David wrote:

> So I believe there is a (natural) isomorphism between L⊗M and Hom(L,M) for R-modules?

No, for example you're shown the $R$-modules $M \otimes R$ and $\mathrm{Hom}(M,R)$ are different in general: the first is isomorphic to $M$, while the second is by definition $M^*$.

The hom-tensor duality for $R$-modules says, among other things, that
for $R$-modules $M,N,P$ we have an isomorphism

$\mathrm{Hom}(M \otimes N, P) \cong \mathrm{Hom}(M,\mathrm{Hom}(N,P))$

This is easy to see. An $R$-module homomorphism from $M \otimes N$ to $P$ is the same as a bilinear map from $M \times N$ to $P$. But we can take such a bilinear map and think of it as a something that eats an element of $M$ and spits out, in a linear way, a linear map from $N$ to $P$. In other words, an element of $\mathrm{Hom}(M,\mathrm{Hom}(N,P))$

I would take your arguments that tensors work differently over a general ring work differently than tensors over a field and put a different spin on them. What's mainly true is that modules over a field are all free, while modules over a general ring aren't.

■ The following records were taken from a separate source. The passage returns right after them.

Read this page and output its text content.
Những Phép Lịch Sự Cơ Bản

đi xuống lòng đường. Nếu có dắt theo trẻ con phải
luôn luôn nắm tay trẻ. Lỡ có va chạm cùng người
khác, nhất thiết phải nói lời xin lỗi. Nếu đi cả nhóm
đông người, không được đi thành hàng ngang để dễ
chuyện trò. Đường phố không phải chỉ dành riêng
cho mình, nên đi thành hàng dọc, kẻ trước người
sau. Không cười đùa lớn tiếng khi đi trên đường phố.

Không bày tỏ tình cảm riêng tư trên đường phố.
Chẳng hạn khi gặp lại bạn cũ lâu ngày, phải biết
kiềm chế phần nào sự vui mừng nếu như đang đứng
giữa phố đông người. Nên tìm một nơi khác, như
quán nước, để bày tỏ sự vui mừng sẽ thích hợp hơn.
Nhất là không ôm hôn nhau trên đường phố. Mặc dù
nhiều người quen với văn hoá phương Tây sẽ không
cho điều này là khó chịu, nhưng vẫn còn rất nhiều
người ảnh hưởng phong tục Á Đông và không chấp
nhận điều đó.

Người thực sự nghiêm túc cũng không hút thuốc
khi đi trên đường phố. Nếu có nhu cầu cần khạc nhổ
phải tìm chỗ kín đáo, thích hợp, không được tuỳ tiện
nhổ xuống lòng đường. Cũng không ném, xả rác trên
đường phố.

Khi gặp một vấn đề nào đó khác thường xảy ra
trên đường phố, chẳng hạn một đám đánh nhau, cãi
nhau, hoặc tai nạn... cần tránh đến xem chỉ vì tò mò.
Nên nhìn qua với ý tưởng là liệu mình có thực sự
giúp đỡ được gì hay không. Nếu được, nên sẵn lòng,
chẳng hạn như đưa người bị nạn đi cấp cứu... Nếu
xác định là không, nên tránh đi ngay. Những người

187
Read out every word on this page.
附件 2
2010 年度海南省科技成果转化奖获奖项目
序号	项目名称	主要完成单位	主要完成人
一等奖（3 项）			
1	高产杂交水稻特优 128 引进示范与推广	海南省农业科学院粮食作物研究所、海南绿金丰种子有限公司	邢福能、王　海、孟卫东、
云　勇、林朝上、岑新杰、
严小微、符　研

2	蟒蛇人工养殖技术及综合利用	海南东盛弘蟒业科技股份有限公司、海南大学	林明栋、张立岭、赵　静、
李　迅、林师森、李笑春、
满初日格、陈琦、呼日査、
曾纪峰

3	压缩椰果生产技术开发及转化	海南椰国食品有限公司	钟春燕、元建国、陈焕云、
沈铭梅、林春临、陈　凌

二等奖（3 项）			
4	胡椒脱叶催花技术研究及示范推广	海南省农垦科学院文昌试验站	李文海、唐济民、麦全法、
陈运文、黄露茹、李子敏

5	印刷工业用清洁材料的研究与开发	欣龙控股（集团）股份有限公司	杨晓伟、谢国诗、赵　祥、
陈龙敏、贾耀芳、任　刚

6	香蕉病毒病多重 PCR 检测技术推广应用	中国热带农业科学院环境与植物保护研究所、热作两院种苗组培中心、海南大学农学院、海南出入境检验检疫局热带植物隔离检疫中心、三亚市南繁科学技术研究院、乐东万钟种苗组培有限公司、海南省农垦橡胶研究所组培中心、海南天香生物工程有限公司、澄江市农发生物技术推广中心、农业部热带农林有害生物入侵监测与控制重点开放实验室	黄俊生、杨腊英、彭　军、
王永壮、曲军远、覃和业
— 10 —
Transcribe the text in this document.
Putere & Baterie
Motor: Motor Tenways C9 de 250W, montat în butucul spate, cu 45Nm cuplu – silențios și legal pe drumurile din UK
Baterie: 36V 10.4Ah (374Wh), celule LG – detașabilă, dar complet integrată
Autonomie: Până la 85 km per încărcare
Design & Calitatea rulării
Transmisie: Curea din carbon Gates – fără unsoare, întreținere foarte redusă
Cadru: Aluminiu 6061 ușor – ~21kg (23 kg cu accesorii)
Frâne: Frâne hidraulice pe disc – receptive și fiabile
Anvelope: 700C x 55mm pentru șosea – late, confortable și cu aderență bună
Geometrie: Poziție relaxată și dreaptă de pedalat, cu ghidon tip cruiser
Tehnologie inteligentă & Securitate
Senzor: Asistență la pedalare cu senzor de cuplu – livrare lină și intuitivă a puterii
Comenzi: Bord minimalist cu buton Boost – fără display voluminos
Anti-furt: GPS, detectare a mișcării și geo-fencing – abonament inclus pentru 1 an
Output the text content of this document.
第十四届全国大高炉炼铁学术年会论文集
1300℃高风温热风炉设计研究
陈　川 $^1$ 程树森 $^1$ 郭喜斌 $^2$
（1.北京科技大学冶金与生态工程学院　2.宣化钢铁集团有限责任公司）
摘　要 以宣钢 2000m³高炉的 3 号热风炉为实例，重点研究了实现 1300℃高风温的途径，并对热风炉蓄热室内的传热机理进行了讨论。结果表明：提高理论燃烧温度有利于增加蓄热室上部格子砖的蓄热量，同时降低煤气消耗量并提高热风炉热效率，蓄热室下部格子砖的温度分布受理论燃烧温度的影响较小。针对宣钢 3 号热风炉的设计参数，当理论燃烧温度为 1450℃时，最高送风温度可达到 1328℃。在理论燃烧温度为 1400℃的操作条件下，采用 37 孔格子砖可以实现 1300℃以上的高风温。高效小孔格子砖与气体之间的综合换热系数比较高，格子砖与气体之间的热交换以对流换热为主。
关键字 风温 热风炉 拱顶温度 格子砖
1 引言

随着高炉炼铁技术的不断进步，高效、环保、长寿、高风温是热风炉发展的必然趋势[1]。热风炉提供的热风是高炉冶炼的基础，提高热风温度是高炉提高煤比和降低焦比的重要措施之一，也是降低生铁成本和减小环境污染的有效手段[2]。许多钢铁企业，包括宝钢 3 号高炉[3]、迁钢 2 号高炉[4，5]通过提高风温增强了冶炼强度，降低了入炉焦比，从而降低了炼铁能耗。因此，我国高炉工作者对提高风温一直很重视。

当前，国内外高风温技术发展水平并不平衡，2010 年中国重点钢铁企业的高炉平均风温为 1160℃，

This has lots of ramifications. First, working with vector spaces makes one instantly want to grab a basis whenever there's a calculation to be done, but when working with modules you have to suppress this habit. Second, you can't identify a module with its dual. So, you shouldn't think of $M \otimes N$ as consisting of bilinear maps from $M \times N$ to $R$. Instead, it's $(M \otimes N)^*$ that consists of bilinear maps from $M\times N$ to $R$.

Once you develop the new habits, vector spaces over fields seem like a pathetically dull (and wonderfully simple) example of modules over a ring, where all the interesting (and difficult) questions become trivial.